We all experience memory problems when we age. “Memory is a way of holding on to the things you love, the things you are, the things you never want to lose.” Kevin Arnold said it very well, but memory loss is just part of aging. Do we have ways to prevent it or slow it down?
Fortunately, the answer is YES.
There are various ways to help our brain stay young and function well. Drinking green tea is one of them.
Recent research and studies that have been conducted in vitro and in mouse models showed that green tea helped prevent cognitive loss if the loss is caused by aging and aging-related dementia, which means the antioxidants in green tea have properties that can do us a great favor in preventing memory loss.
To understand this, we need to know how our memory works.
Our brain memory is like a complex storage place with "compartments," like short term and long term memories, to store information. The actual storage units are brain cells.
Once we reach our 20s, we begin to lose brain cells, a few at a time. Also, our body starts to produce less chemicals that our brain cells need to function properly. Not so good, right? The older we get, the more these brain cell changes affect our memory.
Its effect is obvious; we find our memory isn't as good as before, and we don't need to take a memory test to know that we have memory problems.
The memories that are affected most aren't the remote or short term ones, like childhood memories or what just happened, but the recent things, such as where you put your keys last night and the names of the couple you met yesterday.
Let's keep in mind that the age of our body doesn't necessarily mean the age of our years. Our body can be younger or older than we really are.
At age 40, we might have a body of 30 or 50. This will shed a light for our understanding of the signs of dementia, too.
There's something called free radicals that are generated when our body uses oxygen during the metabolic processes. Free radicals won't set us free, and they don't want to stay free either.
They are molecules that have unpaired electrons. The second a free radical is born, it tries to loose its freedom by bonding with other molecules, thus causing the bond in the second molecule to break in order to create an electron pair with it.
This is series of events that happen inside our body when we are busy with our life. It is a chain reaction that can eventually lead to cell damage, which in turn makes us a little bit older. Just a very tiny, tiny bit older.
A tiny bit plus a tiny bit, we're getting older and older, unnoticed, until one day when we look back, we aren't the person that we once were: young, energetic and with great memory.
Well, let's not go there; come back to the topic. What is that? Oh, anti aging green tea.
Though we are being "oxidized" and becoming old, we do have natural defenses against these freedom-hater free radicals. The antioxidants in our body can fight them for us.
No; actually, they are not fighting; they are peace lovers, giving peace offerings whenever they meet a free radical that is seeking a partner, donating an electron to it, meeting its need, and thus ending its freedom and the chain reaction. The result? Anti aging.
Isn't it great?
It's easy to understand, then, that the more peace-loving antioxidants we have inside of us to do the anti aging job, the less impact the free radicals have to our body.
And green tea offers a great deal of just that: antioxidants.
Normally, in our body, we have two of the most common forms of antioxidants, vitamins E and C, coming from food and drink we intake. And green tea has much more than the two types.
It has been proven to have many additional antioxidants that are good to our body by stopping cell degeneration.
The brain is the location where our memory is located. It's the part of our body that has the most active oxygen-consuming activities, meaning a great amount of free radicals are generated continuously.
We never actually stop consuming oxygen and using our brain. Part of our brain is always doing something. This busy nature of the brain makes it the organ with the highest metabolic rate.
One fact: a higher metabolic rate means a higher rate of pair-seeking free radicals. Our brain is particularly susceptible to free radical damages due to this very reason.
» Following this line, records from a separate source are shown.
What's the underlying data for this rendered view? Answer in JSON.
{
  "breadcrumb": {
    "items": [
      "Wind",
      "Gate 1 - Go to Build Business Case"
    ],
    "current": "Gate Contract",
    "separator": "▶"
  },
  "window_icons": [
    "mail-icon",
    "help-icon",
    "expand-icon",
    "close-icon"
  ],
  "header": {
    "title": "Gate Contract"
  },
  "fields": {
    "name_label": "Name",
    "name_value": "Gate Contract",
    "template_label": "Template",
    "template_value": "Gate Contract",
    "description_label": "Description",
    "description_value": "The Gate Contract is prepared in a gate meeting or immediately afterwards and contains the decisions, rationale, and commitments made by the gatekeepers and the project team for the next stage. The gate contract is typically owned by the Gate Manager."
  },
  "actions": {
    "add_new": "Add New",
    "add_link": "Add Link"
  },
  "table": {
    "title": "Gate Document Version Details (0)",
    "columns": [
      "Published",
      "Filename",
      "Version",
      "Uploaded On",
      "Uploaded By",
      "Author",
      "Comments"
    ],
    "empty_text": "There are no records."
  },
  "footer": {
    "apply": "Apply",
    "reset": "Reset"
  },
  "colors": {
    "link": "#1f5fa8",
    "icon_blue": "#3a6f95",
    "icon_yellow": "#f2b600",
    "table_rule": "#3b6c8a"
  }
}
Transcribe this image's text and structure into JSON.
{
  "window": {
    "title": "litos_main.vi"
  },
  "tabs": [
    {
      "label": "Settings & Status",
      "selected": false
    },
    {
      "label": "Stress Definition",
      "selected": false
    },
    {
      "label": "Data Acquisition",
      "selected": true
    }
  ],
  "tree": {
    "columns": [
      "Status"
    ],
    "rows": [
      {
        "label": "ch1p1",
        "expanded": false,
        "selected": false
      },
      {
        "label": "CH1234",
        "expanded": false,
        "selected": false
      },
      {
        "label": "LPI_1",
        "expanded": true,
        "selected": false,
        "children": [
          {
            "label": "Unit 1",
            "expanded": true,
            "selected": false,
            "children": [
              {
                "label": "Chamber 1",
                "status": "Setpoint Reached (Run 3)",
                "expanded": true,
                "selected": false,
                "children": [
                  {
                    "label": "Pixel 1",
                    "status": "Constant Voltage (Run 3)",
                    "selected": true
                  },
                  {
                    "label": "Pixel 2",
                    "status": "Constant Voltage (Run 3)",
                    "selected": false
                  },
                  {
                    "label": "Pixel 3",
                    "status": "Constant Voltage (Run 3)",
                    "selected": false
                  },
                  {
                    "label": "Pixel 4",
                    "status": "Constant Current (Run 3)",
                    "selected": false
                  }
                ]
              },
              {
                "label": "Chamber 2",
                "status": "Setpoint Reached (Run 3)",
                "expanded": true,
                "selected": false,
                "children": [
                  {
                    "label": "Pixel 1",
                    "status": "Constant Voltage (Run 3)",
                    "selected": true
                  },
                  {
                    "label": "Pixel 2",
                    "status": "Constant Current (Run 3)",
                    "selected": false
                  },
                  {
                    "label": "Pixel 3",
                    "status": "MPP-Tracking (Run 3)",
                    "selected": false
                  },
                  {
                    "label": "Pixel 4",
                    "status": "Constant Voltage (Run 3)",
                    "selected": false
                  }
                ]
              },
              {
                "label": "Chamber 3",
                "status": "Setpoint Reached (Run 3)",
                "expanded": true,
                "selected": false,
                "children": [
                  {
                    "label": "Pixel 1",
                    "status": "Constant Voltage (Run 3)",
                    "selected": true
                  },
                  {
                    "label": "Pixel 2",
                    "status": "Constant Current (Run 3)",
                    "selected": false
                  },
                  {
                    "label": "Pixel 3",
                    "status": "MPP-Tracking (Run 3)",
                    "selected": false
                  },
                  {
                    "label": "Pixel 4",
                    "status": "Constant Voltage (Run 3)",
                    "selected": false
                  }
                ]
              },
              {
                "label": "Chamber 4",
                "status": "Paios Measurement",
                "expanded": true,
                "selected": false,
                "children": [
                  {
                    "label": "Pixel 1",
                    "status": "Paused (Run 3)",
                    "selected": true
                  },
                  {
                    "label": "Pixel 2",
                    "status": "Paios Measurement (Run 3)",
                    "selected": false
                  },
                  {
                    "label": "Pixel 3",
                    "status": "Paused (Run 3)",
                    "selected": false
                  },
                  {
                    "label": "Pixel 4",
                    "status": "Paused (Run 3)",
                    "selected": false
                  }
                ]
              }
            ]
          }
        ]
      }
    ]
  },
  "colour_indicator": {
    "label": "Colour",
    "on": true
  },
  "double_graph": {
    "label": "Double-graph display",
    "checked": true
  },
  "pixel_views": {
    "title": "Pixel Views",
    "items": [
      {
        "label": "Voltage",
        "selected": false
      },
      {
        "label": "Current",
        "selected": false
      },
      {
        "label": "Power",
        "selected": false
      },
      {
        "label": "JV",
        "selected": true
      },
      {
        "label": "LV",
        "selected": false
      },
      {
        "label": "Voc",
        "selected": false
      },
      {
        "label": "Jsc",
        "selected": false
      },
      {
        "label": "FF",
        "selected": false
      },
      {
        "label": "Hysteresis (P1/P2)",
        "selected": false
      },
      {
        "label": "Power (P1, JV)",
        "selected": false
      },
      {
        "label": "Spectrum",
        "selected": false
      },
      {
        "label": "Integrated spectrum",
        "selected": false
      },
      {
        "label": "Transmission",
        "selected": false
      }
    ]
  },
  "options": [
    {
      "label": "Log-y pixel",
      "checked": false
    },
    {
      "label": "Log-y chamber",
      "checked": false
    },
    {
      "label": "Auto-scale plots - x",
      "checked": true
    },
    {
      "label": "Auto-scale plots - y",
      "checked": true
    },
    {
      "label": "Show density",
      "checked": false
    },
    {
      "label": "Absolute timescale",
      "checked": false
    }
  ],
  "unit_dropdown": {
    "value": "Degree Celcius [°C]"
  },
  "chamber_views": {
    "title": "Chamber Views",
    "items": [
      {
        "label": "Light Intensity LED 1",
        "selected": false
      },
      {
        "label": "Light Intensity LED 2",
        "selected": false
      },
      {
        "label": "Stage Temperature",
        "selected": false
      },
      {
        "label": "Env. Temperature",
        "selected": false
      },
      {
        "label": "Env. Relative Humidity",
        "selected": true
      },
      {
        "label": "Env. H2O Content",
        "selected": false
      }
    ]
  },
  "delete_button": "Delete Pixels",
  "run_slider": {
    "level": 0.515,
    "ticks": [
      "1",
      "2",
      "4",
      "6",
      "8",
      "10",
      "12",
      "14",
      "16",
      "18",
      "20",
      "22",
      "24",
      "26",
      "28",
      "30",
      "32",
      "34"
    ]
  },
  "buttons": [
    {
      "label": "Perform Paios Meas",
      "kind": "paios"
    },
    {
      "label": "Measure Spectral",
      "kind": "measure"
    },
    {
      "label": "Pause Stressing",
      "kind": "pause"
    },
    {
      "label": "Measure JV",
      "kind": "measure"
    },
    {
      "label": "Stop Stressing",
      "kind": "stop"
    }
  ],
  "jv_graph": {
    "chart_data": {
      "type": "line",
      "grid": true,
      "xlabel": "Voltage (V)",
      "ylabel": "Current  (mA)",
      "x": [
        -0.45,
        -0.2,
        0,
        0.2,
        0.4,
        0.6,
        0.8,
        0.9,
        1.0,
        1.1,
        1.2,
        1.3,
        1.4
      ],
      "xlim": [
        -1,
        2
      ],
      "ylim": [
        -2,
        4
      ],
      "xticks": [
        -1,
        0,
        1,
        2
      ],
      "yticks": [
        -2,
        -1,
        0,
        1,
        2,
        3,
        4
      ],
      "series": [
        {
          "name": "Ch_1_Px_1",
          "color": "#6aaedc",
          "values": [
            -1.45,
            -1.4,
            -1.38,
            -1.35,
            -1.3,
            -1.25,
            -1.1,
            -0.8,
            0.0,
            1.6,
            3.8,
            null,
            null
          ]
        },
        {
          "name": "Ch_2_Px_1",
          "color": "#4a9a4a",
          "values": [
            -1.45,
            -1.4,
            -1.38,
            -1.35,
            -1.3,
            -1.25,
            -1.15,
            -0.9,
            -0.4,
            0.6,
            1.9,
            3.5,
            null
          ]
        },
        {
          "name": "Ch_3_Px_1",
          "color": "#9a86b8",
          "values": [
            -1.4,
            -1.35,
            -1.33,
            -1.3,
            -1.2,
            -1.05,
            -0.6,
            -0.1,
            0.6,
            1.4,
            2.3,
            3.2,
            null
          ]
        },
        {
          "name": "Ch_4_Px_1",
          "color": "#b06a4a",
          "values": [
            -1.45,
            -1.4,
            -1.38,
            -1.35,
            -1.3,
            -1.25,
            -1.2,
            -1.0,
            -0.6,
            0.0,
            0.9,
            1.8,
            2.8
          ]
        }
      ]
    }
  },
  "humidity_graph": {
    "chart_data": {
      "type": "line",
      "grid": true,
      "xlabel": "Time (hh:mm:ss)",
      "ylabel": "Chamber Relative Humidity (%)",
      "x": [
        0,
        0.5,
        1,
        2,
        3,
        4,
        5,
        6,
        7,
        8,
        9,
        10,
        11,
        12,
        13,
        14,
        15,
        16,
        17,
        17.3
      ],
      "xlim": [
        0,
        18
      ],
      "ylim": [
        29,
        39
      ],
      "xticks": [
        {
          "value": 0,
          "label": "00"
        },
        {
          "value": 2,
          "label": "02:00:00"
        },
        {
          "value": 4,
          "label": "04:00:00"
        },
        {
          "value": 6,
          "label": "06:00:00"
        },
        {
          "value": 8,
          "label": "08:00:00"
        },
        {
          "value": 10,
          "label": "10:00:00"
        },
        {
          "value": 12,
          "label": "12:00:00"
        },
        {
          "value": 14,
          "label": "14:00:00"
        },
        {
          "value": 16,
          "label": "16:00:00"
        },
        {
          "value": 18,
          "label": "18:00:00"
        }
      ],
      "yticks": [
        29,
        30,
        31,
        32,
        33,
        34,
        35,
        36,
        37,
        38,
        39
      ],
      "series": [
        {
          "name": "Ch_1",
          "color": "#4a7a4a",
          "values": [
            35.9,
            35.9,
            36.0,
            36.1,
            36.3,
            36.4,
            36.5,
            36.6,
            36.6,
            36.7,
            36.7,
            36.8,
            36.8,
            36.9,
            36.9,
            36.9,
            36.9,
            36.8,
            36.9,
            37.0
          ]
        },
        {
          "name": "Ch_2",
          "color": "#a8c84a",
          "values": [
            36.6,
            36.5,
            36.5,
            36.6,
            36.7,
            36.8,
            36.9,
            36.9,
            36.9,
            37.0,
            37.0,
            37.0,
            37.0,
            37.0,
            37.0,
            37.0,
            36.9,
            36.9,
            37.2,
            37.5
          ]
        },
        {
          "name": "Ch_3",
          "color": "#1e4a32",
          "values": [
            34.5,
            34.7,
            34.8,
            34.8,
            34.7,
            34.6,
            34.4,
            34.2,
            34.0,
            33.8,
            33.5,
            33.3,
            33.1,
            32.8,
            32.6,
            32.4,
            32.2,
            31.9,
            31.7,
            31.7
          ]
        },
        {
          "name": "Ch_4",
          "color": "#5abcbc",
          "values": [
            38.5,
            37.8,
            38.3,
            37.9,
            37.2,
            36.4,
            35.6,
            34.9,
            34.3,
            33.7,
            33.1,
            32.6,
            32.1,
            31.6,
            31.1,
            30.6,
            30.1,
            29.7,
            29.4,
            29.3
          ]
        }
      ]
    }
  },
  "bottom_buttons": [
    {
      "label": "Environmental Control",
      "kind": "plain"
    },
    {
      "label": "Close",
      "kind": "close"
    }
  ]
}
Now we probably understand better the reasons we have memory loss when we age. And when the loss arrives to a certain point, it can cause dementia symptoms, some of which are serious memory problems.
While there are memory techniques or memory strategies to use to cope with normal memory problems that come with aging, the green tea's anti-aging properties shine a bright ray on the ways to stop memory loss.
There are two main components in green tea called polyphenols and flavonoids that are proven to be able to improve memory. One of the green tea's polyphenols is called EGCG. It's very beneficial in stopping neuronal cell degeneration, preventing free radicals from causing damage in the brain.
Why not drink green tea then? If you've already experienced some memory problems, have some green tea as a pastime to help alleviate the symptoms. This is one of the memory improvement tips that many doctors give to their clients.
And why not do it earlier when you still have a good memory? Drink green tea to keep it and you may not experience what Branch Rickey has described: "First you forget names; then you forget faces; then you forget to zip up your fly; and then you forget to unzip your fly."